A long way from being the shortest, but I think it's the closest to meeting the timing constraints. I saved 14 bytes by assuming that the input file has been filtered to words of the right lengths; on my netbook, if you feed the whole words.txt then it spends the first minute preprocessing it, discarding most of what it produces, and then takes a mere 20 or so seconds to solve 7x7. On my desktop it does the whole thing in under 15 seconds, giving:

rascals
areolae
serrate
coroner
alanine
latents
seeress

I've let it run for over 50 hours without finding a solution to 8x7 or 8x8. 8-letter words seem to be a critical boundary for this problem - it just hovers around half-full without making much progress.

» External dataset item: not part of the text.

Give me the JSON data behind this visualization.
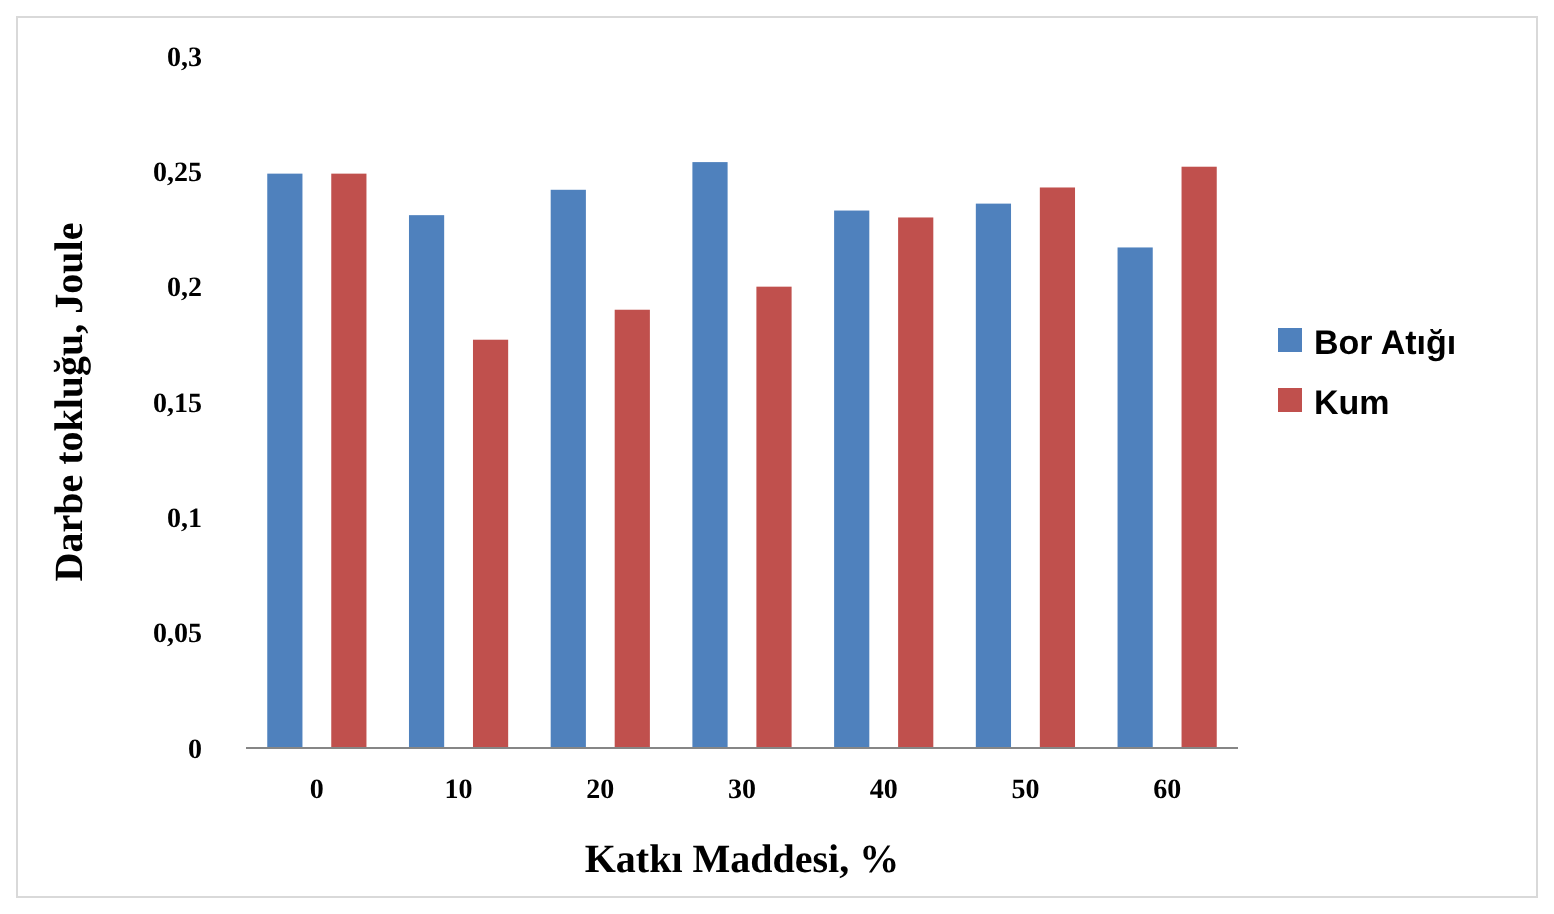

The approach used is full pivoting and a heuristic based on the number of possible horizontal completions times the number of possible vertical completions. E.g. if we have intermediate grid

*ean*
algae
*ar**
*ier*
*nee*

then we give the top-left corner a heuristic value of count(aean*)count(aa***) + count(bean*)count(ba***) + ... + count(zean*)count(za***). Of all the cells we pick the one with the smallest heuristic value (i.e. hardest to satisfy), and then work though the letters in descending order of the amount they contributed to the heuristic value of that cell (i.e. starting with the most likely to succeed).